I can’t begin to describe what this week has been like. #NABJ18 was incredible. To receive the Journalist of The Year award in my hometown is the most amazing thing that’s ever happened to me in my career. As I said in my acceptance speech, @NABJ, you are my ride or die. pic.twitter.com/d7ltoBj7ke
— Jemele Hill (@jemelehill) 5 augusti 2018
Hill’s tweets about Trump, back in September 2017, included one post calling him “the most ignorant, offensive president of my lifetime. His rise is the direct result of White supremacy. Period.”
Hill’s words drew widespread criticism, and even the ire of the White House, which called for her firing from ESPN. Hill withstood the backlash. She also pressed on after a two-week suspension from ESPN in October 2017. This “second violation of [ESPN’s] social media guidelines,” occurred after Hill’s highly-publicized Twitter response to Dallas Cowboys owner Jerry Jones’ threat to bench his players who didn’t stand during the National Anthem. Hill’s suspension then became part of the narrative that started with former San Francisco 49ers quarterback Colin Kaepernick, who began kneeling before games in 2016 to raise awareness about police brutality.
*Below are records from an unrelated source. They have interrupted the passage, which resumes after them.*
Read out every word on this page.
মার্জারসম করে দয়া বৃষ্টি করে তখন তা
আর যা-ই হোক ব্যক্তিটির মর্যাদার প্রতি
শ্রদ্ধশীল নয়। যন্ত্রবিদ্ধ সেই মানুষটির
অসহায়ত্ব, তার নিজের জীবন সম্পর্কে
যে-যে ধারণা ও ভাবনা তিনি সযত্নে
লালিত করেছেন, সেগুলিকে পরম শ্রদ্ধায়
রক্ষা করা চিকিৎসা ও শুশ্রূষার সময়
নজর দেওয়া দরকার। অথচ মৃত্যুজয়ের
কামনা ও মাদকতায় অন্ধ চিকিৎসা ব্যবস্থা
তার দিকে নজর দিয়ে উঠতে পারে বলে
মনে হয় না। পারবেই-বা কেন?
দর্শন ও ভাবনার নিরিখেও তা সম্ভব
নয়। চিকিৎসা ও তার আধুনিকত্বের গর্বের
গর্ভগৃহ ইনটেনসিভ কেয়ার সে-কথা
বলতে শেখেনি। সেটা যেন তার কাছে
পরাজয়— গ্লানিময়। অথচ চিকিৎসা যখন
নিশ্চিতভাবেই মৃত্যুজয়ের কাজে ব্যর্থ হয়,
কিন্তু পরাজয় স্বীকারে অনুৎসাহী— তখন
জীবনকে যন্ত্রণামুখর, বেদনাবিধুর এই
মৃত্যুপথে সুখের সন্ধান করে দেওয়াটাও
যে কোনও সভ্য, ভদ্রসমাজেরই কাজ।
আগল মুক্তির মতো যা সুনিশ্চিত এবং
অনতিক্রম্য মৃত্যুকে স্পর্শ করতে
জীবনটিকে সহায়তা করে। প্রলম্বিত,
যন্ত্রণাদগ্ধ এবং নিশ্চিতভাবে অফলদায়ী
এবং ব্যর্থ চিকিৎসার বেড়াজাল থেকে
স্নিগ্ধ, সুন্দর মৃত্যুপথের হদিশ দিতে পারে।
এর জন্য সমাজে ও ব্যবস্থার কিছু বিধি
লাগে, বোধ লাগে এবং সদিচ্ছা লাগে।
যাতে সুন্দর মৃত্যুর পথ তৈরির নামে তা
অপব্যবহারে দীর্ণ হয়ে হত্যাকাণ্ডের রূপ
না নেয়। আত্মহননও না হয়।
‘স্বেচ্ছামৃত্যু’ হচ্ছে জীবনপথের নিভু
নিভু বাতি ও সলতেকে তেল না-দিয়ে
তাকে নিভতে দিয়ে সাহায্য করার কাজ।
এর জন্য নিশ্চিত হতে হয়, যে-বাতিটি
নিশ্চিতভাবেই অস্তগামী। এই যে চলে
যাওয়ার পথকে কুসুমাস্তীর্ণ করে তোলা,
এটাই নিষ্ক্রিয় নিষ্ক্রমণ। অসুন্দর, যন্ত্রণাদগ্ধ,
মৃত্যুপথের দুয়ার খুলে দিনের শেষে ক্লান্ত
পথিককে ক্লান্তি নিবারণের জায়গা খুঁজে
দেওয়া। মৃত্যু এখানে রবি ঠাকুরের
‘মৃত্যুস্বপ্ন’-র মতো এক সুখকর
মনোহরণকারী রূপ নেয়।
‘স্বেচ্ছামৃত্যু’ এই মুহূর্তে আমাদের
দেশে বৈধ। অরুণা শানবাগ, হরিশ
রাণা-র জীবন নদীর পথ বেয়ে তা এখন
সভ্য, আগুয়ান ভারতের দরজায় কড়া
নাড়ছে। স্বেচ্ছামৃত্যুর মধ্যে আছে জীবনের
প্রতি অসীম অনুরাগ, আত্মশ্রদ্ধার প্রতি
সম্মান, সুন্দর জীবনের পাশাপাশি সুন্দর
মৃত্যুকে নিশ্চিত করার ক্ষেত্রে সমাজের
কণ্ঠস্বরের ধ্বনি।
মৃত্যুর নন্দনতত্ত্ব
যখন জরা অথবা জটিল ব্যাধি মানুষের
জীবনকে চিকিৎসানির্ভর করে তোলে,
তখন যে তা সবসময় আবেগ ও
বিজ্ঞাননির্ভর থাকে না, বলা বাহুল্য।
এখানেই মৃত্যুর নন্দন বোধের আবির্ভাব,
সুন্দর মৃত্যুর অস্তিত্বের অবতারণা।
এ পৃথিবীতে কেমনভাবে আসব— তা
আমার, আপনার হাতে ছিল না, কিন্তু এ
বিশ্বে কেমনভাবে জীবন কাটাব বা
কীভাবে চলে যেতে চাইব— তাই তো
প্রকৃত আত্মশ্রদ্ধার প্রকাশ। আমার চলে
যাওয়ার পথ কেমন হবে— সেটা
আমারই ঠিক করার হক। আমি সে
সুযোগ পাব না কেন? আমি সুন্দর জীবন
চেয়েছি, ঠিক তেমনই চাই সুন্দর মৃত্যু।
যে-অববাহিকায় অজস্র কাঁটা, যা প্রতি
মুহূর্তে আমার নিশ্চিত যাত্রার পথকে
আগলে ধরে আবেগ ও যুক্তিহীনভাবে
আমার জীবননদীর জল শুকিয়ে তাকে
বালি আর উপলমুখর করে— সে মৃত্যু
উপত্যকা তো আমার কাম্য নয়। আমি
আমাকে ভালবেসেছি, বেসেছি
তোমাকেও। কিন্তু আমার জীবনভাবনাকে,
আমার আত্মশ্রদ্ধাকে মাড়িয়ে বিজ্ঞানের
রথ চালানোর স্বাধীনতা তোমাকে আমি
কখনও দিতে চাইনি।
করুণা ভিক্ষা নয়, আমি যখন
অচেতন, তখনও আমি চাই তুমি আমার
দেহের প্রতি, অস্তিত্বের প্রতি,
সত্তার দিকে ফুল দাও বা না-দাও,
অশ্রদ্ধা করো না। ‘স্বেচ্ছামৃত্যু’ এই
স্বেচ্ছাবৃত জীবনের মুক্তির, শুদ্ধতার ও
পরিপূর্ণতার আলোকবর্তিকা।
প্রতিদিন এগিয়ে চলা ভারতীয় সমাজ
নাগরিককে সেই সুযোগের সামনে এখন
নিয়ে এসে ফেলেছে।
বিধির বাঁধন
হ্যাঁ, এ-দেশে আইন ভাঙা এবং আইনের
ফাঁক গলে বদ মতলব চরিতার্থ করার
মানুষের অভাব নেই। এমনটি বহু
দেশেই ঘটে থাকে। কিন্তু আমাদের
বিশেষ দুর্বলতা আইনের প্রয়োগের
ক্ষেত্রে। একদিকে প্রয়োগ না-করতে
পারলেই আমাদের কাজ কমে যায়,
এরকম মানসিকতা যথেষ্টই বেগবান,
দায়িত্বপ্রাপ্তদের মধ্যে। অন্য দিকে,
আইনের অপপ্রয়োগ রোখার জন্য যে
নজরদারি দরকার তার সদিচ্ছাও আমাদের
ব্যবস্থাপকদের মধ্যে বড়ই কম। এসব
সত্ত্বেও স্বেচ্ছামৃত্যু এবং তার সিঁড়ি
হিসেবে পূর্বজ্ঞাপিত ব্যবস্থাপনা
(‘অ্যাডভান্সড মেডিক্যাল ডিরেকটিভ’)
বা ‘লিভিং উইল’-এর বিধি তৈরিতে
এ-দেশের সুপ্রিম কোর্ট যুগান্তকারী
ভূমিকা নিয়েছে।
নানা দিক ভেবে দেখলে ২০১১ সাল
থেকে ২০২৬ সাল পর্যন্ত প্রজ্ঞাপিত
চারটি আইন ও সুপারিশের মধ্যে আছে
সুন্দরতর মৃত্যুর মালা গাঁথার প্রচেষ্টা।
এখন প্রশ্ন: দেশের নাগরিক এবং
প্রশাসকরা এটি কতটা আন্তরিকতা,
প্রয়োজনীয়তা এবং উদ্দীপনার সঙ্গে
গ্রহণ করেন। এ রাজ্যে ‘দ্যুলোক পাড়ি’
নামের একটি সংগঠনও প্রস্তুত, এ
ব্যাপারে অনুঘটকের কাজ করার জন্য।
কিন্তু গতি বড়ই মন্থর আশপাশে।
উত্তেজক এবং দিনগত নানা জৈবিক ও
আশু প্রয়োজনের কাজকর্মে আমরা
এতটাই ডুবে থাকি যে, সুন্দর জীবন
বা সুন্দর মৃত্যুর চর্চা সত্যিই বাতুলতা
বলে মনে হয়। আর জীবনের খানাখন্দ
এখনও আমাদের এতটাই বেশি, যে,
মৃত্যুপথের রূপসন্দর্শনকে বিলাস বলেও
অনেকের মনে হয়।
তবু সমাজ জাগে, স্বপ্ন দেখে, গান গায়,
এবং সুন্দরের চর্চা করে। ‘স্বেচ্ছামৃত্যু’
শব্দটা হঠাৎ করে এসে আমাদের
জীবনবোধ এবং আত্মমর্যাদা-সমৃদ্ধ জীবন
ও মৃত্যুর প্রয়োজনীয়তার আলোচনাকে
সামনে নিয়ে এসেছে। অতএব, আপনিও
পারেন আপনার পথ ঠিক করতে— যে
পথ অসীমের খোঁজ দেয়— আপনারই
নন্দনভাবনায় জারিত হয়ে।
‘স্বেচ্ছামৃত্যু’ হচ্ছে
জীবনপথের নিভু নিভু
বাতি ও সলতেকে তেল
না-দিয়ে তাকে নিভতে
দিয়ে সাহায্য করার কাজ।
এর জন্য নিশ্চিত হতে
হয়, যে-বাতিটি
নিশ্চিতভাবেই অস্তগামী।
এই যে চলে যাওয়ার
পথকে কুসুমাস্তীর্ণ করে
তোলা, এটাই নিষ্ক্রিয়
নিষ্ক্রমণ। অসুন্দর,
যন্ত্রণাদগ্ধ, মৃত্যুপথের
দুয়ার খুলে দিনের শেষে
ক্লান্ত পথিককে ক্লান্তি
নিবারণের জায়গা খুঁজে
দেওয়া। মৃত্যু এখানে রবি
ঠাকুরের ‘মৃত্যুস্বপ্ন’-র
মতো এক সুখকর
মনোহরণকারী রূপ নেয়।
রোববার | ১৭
In both instances, a hashtag, #IStandWithJemele, surfaced. Hundreds of thousands used their social media platforms to support Hill. Supporters included her peers, athletes, politicians, and celebrities.
Hill has said publicly that while she has no regrets, she is reflective about her experiences in the past year. In each instance, she had the full support of NABJ.
“Jemele Hill is a gem. She exhibits strength, grace, and doggedness,” NABJ President Sarah Glover said about Hill’s perseverance. “NABJ appreciates the courage and steadfastness Jemele has demonstrated as a journalist and commentator speaking truth to power.”
A Detroit native and Michigan State University graduate, Hill joined ESPN in 2006 as a columnist. Soon, she began appearing on several ESPN TV programs including The Sports Reporters, Around the Horn, Outside the Lines, SportsNation and Highly Questionable. She also broke new ground at the sports network with the popular podcast-turned-TV-show “His & Hers,” with Smith.
Hill previously worked at the Detroit Free Press and the Orlando Sentinel, where she was the only female black newspaper sports columnist in the U.S. at the time.